Сава скорчила гримасу:
— Я не беспамятная!
— Считать-то он тебя научил? — с улыбкой осведомился Руттул. — Сколько будет один да один?
— Ну-у, — возмущенно протянула Сава. — Уж это-то я знаю.
— Ладно, — согласился Руттул. — Тогда реши такую задачку. У одного купца аршин полотна стоит семь таннери, а у другого — восемь, но аршин у второго на пядь короче, чем у первого. У которого из купцов покупать выгоднее?
— У второго, — тут же сказала Сава.
— А почему? — удивился Руттул.
— У него ткань лучше, — лукаво сказала Сава. — Иначе почему у него дороже? А то ведь разориться... Но вообще-то это на месте надо смотреть.
Маву подавился смехом. Стенхе бросил на него убийственный взгляд.
— А вот такая задачка, — весело продолжил Руттул: — Некая барышня купила десять аршин бархата, два аршина атласа и три аршина вердорских кружев. Сколько аршин несла с рынка служанка той барышни?
— Так нельзя складывать, — сказала Сава спокойно.
Руттул рассмеялся. Стенхе вдруг проговорил:
— Прошу прошения, государь...
Руттул приглашающе кивнул:
— Ну-ну, Стенхе...
— Эти купцы из задачки... — сказал Стенхе не очень уверенно. — Один торгует в Лорцо, а другой в Ингрисо?
— Да, — с удовольствием подтвердил Руттул. — У которого покупать будешь, Сава?
— Я лучше в Тавине полотна куплю, — небрежно отозвалась Сава. — В Тавине полотно неплохое, зачем же в Майяр ездить.
— А служанка несла с базара не аршины, а корзину с покупками, — добавил Стенхе весело.
— А если один да один складывать, — хмуро сказала Сава, — так и вовсе неизвестно что получится. При таком-то способе считать...
— Так прежде чем считать, надо знать, что считать и зачем, — улыбался Руттул. — Или я не прав по-твоему?
— Прав, — отозвалась Сава.
Стенхе полагал, что такой метод счета Саве не понравился. Он ошибся; шутка Руттула заставила Саву изучить, пусть не очень углубленно, откуда купцы берут свои цены. Для этого она, воспользовавшись присылаемыми Руттулу сведениями, даже составила таблицу налогов и сборов, взимаемых майярскими государями, Миттауром, Сургарой, Саутхо и Аориком. В экономику более далеких стран ей не позволял углубиться недостаток и отрывочность данных. Руттул таблицу оценил очень высоко; настолько, что даже использовал ее, когда дело касалось денежных расчетов.
А Сава вошла во вкус.
— Это как плетение кружев, — говорила она, ползая по расчерченной на полу зала карте Майяра и Сургары. Вся пыль с пола была уже на широкой ситцевой юбке; Стенхе посматривал на это занятие неодобрительно, но ничего поделать не мог. Сейчас Сава, справляясь со своими записями, подсчитывала, во сколько обойдется ей доставка трех фунтов янтаря из Кэйве через Ирау и Миттаур.
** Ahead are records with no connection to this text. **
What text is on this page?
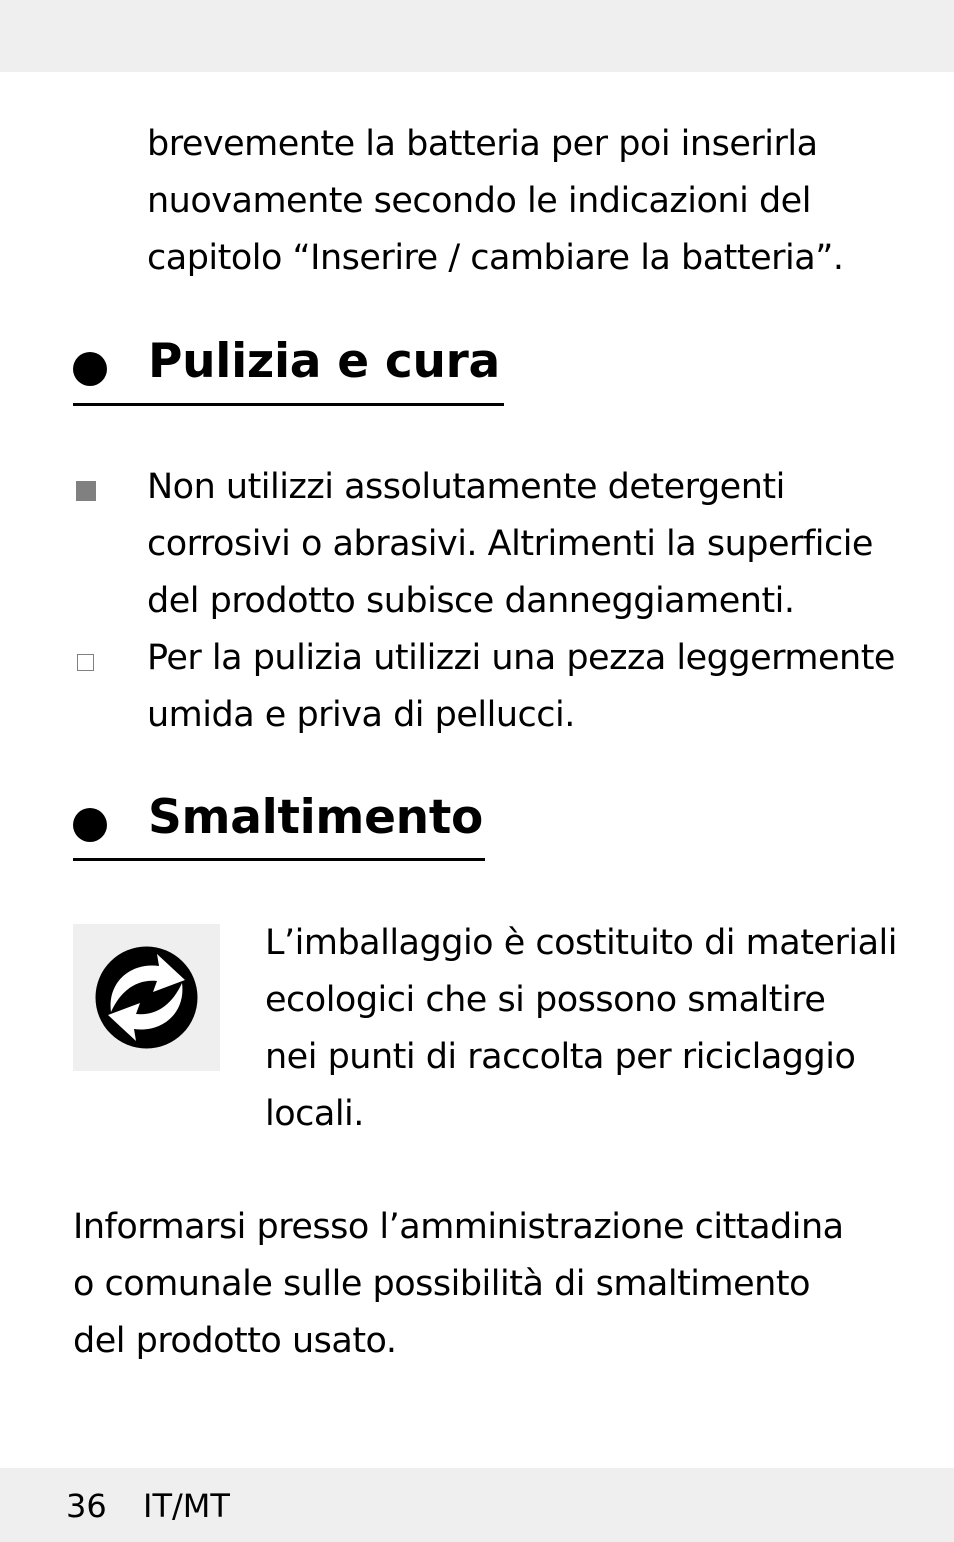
brevemente la batteria per poi inserirla
nuovamente secondo le indicazioni del
capitolo “Inserire / cambiare la batteria”.
Pulizia e cura
Non utilizzi assolutamente detergenti
corrosivi o abrasivi. Altrimenti la superficie
del prodotto subisce danneggiamenti.
Per la pulizia utilizzi una pezza leggermente
umida e priva di pellucci.
Smaltimento
L’imballaggio è costituito di materiali
ecologici che si possono smaltire
nei punti di raccolta per riciclaggio
locali.
Informarsi presso l’amministrazione cittadina
o comunale sulle possibilità di smaltimento
del prodotto usato.
36 IT/MT
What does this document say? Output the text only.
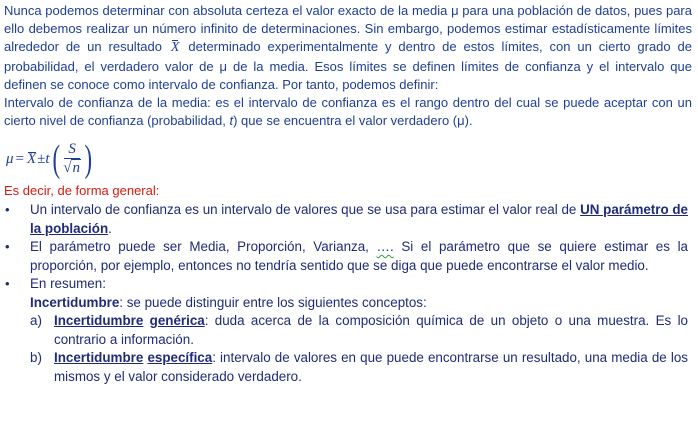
Nunca podemos determinar con absoluta certeza el valor exacto de la media μ para una población de datos, pues para ello debemos realizar un número infinito de determinaciones. Sin embargo, podemos estimar estadísticamente límites alrededor de un resultado X determinado experimentalmente y dentro de estos límites, con un cierto grado de probabilidad, el verdadero valor de μ de la media. Esos límites se definen límites de confianza y el intervalo que definen se conoce como intervalo de confianza. Por tanto, podemos definir:

Intervalo de confianza de la media: es el intervalo de confianza es el rango dentro del cual se puede aceptar con un cierto nivel de confianza (probabilidad, t) que se encuentra el valor verdadero (μ).

μ = X ± t ( $\frac{S}{√n}$ )
Es decir, de forma general:

• Un intervalo de confianza es un intervalo de valores que se usa para estimar el valor real de UN parámetro de la población.

• El parámetro puede ser Media, Proporción, Varianza, …. Si el parámetro que se quiere estimar es la proporción, por ejemplo, entonces no tendría sentido que se diga que puede encontrarse el valor medio.

• En resumen:

Incertidumbre: se puede distinguir entre los siguientes conceptos:

a) Incertidumbre genérica: duda acerca de la composición química de un objeto o una muestra. Es lo contrario a información.

b) Incertidumbre específica: intervalo de valores en que puede encontrarse un resultado, una media de los mismos y el valor considerado verdadero.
— Морем дешевле, — объявила она наконец, садясь на славное княжество Марутту. — Даже если в зимнюю непогоду... Но только на аорикских кораблях. — Она расправила юбку. — Ишь, измарала, — рассудительно заметила она. — Пойдем, Стенхе, купаться.
Стенхе, вздохнув, поплелся за ней. Он не одобрял ни экономических расчетов, ни совершаемой Савой после этого на реке собственноручной стирки юбки.
Сава, обмусолив ткань мыльным корнем, сосредоточенно взбивала пену, прополаскивала юбку в воде и развешивала ее сушиться на ветках прибрежного куста. По мнению Стенхе, ни подсчитывать каждое уттаэри, ни заниматься стиркой принцессам не полагается. Для этого есть слуги.
Но Руттула такое умаление сана, похоже, только забавляло, тогда как Сава исполняла все это не просто из чувства долга, но и с некоторой примесью удовольствия. Правда, загодя вымыть пол в зале с картой она еще ни разу не додумалась.
И Стенхе заметил, что всякое событие, происходящее в Майяре, Сава теперь рассматривает не только как забавную сплетню. "Да зачем же это? — поражался Стенхе. — Зачем все это Руттулу? О чем он думает? Разве можно учить всему этому девочку?"
Но у Руттула были, по видимому, свои резоны. Не удовлетворяясь достигнутым, он стал понемногу приучать Саву на основе экономических данных принимать политические решения.
К той поре, когда Саве исполнилось двенадцать лет, она уже научилась в не очень сложных случаях находить компромиссные ситуации между интересами Руттула, Малтэра и Сауве. Но пока и она, и Руттул воспринимали подобные задания как поучительную игру, интересную — потому что она была связана с конкретными людьми, но несерьезную — потому что Сава пока никакой власти не имела.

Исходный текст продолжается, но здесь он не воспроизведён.